Although there are similar questions, I can\'t seem to find a working solution for my case:
I\'m encountering some annoying hex chars in strings, e.g.
\'
These are not "hex characters" but the internal representation (utf-8 encoded in the first case, unicode code point in the second case) of the unicode characters 'LEFT DOUBLE QUOTATION MARK' ('“') and 'RIGHT DOUBLE QUOTATION MARK' ('”').

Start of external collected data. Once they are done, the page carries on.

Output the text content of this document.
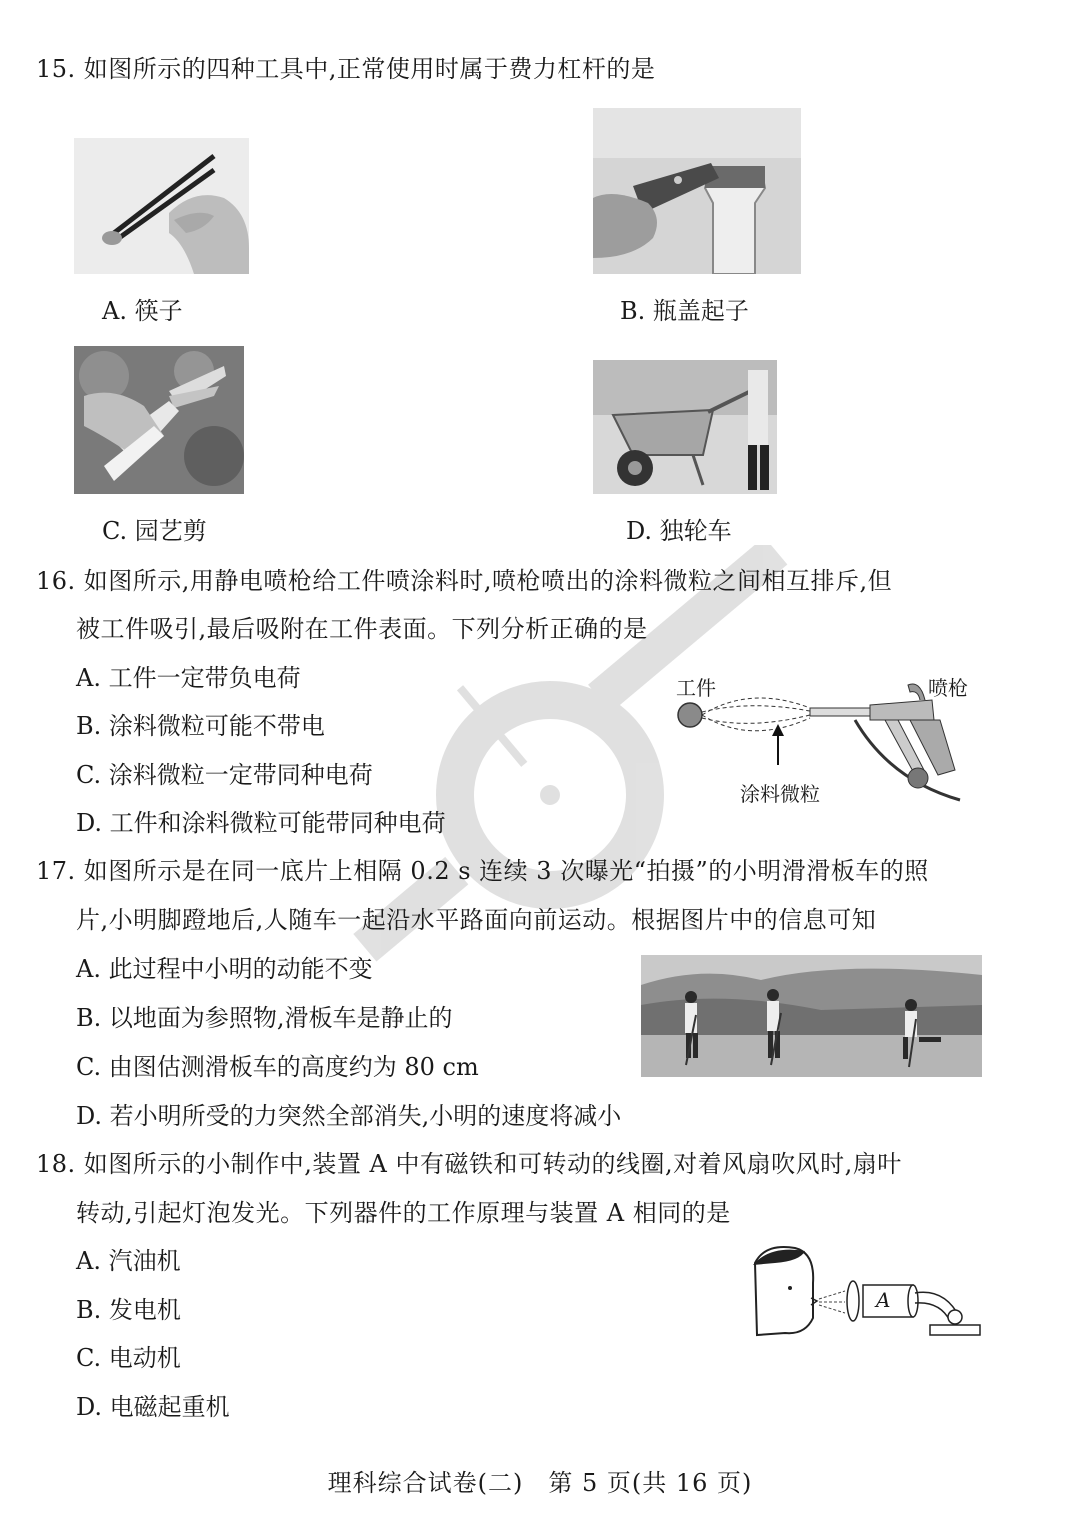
15. 如图所示的四种工具中,正常使用时属于费力杠杆的是
A. 筷子	B. 瓶盖起子
C. 园艺剪	D. 独轮车
16. 如图所示,用静电喷枪给工件喷涂料时,喷枪喷出的涂料微粒之间相互排斥,但
被工件吸引,最后吸附在工件表面。下列分析正确的是
A. 工件一定带负电荷
B. 涂料微粒可能不带电
C. 涂料微粒一定带同种电荷
D. 工件和涂料微粒可能带同种电荷
工件	喷枪
涂料微粒
17. 如图所示是在同一底片上相隔 0.2 s 连续 3 次曝光“拍摄”的小明滑滑板车的照
片,小明脚蹬地后,人随车一起沿水平路面向前运动。根据图片中的信息可知
A. 此过程中小明的动能不变
B. 以地面为参照物,滑板车是静止的
C. 由图估测滑板车的高度约为 80 cm
D. 若小明所受的力突然全部消失,小明的速度将减小
18. 如图所示的小制作中,装置 A 中有磁铁和可转动的线圈,对着风扇吹风时,扇叶
转动,引起灯泡发光。下列器件的工作原理与装置 A 相同的是
A. 汽油机
B. 发电机
C. 电动机
D. 电磁起重机
A
理科综合试卷(二)　第 5 页(共 16 页)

>>> s = "\xe2\x80\x9chttp://www.google.com\xe2\x80\x9d blah blah#%#@$^blah"
>>> print s
“http://www.google.com” blah blah#%#@$^blah
>>> s.decode("utf-8")
u'\u201chttp://www.google.com\u201d blah blah#%#@$^blah'
>>> print s.decode("utf-8")
“http://www.google.com” blah blah#%#@$^blah
As how to remove them, they are just ordinary characters so a simple str.replace()
will do:
>>> s.replace("\xe2\x80\x9c", "").replace("\xe2\x80\x9d", "")
'http://www.google.com blah blah#%#@$^blah'
If you want to get rid of all non-ascii characters at once, you just have to decode to unicode then encode to ascii with the "ignore" parameter:
>>> s.decode("utf-8").encode("ascii", "ignore")
'http://www.google.com blah blah#%#@$^blah'